Unfortunately, most social media management software does some or most of these things, but the majority don’t do them all. So, if a company invests in software that does most of them, that business’s social media manager may be trying to do additional work independently.

When selling what your company can provide a business, you should consider highlighting your integrations and addressing what additional needs your software can fulfill. Even businesses you believe are your competition may be complementary to your service if you fill a specific niche that it doesn’t. If a company is wasting its time trying to do work a product it previously invested in doesn’t do, they’re already in need of your service.

Personalize Your Product And Your Sales Pitch

In the world of B2C companies, we’ve seen visual configurators change how customers visualize the product they’re considering purchasing. By allowing buyers to make choices that help them see a product in action, these companies offer a more interactive and better buying experience. B2B companies can apply these lessons to their own sales process.

In the world of B2B software, salespeople need to address how their platform offers solutions to the current problems each company is facing. While many businesses may encounter similar issues that their industry deals with, you’ll find each business requires something different to address its problems.

When beginning a conversation with a potential buyer, develop a picture of these issues. Then, you can highlight how your product addresses them. Then, during a demo call, configure the platform so you can spend the call focused on the problems your product solves.

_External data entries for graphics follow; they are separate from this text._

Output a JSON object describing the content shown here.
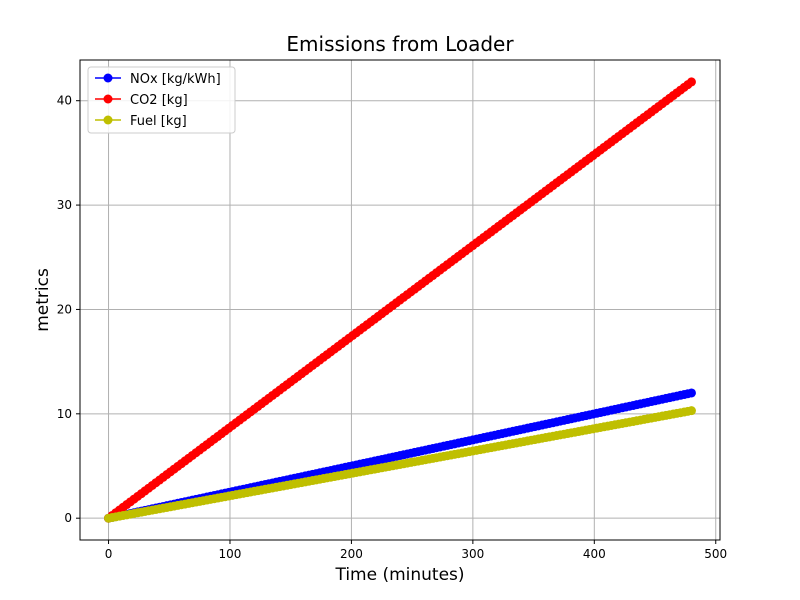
{
  "chart_data": {
    "type": "line",
    "title": "Emissions from Loader",
    "xlabel": "Time (minutes)",
    "ylabel": "metrics",
    "xlim": [
      -23.5,
      503.5
    ],
    "ylim": [
      -2.09,
      43.9
    ],
    "xticks": [
      0,
      100,
      200,
      300,
      400,
      500
    ],
    "yticks": [
      0,
      10,
      20,
      30,
      40
    ],
    "grid": true,
    "legend_position": "upper-left",
    "x_range": [
      0,
      480
    ],
    "point_step": 3,
    "series": [
      {
        "name": "NOx [kg/kWh]",
        "color": "#0000ff",
        "start": 0.0,
        "end": 12.0
      },
      {
        "name": "CO2 [kg]",
        "color": "#ff0000",
        "start": 0.0,
        "end": 41.8
      },
      {
        "name": "Fuel [kg]",
        "color": "#bfbf00",
        "start": 0.0,
        "end": 10.3
      }
    ]
  }
}
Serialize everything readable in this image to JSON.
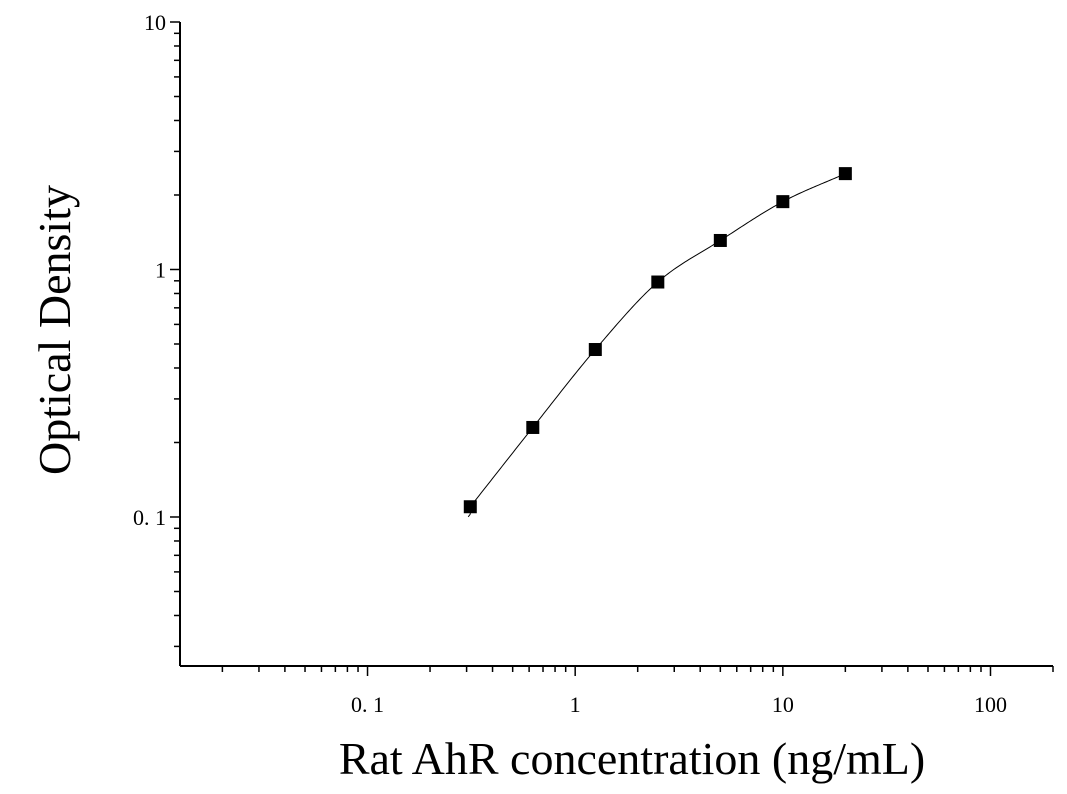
{
  "chart_data": {
    "type": "scatter",
    "title": "",
    "xlabel": "Rat AhR concentration (ng/mL)",
    "ylabel": "Optical Density",
    "x_scale": "log",
    "y_scale": "log",
    "xlim": [
      0.0125,
      200
    ],
    "ylim": [
      0.025,
      10
    ],
    "x_ticks": [
      {
        "value": 0.1,
        "label": "0. 1"
      },
      {
        "value": 1,
        "label": "1"
      },
      {
        "value": 10,
        "label": "10"
      },
      {
        "value": 100,
        "label": "100"
      }
    ],
    "y_ticks": [
      {
        "value": 0.1,
        "label": "0. 1"
      },
      {
        "value": 1,
        "label": "1"
      },
      {
        "value": 10,
        "label": "10"
      }
    ],
    "grid": false,
    "legend": "none",
    "marker": "square",
    "marker_color": "#000000",
    "line_color": "#000000",
    "series": [
      {
        "x": [
          0.3125,
          0.625,
          1.25,
          2.5,
          5,
          10,
          20
        ],
        "y": [
          0.11,
          0.23,
          0.475,
          0.89,
          1.31,
          1.88,
          2.44
        ]
      }
    ]
  }
}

Stay Up To Date On Industry Trends

Although each company may have different issues it’s facing, industries often deal with similar problems. Staying current on these trends allows you to spend more time addressing the right issues with your potential buyers.

Consider that a large-scale hack occurred across businesses in the tech sector. Multiple companies saw their users’ data leaked, leading to a massive decline in trust and subscriber loss. Naturally, you’d want to stay on top of this news, especially if you’re selling something that may alleviate these concerns, such as software that increases online security.

When significant industry news breaks, you want to begin addressing it as soon as possible. As time goes on, the immediate concern these companies face diminishes. A company is more likely to purchase security software immediately after a massive hack than it would when it and the public have all but forgotten the hack.

Conclusion

Every business relies on the work of other companies to sustain it. You have to stand out to compete with other organizations offering similar services. To do that, you should tap into the power of urgency. Although some software sales happen due to a long-term professional need, the most significant reason these sales are closed is the salesperson proved the company had an immediate need.

But there’s a difference between hoping for an impulse buy and using urgency as a sales tactic. With urgency behind you, you can provide your potential buyer with resources demonstrating an immediate need. By keeping on top of your competitors’ capabilities and your potential buyer’s individual and industrywide problems, you provide solutions the buyer can’t ignore.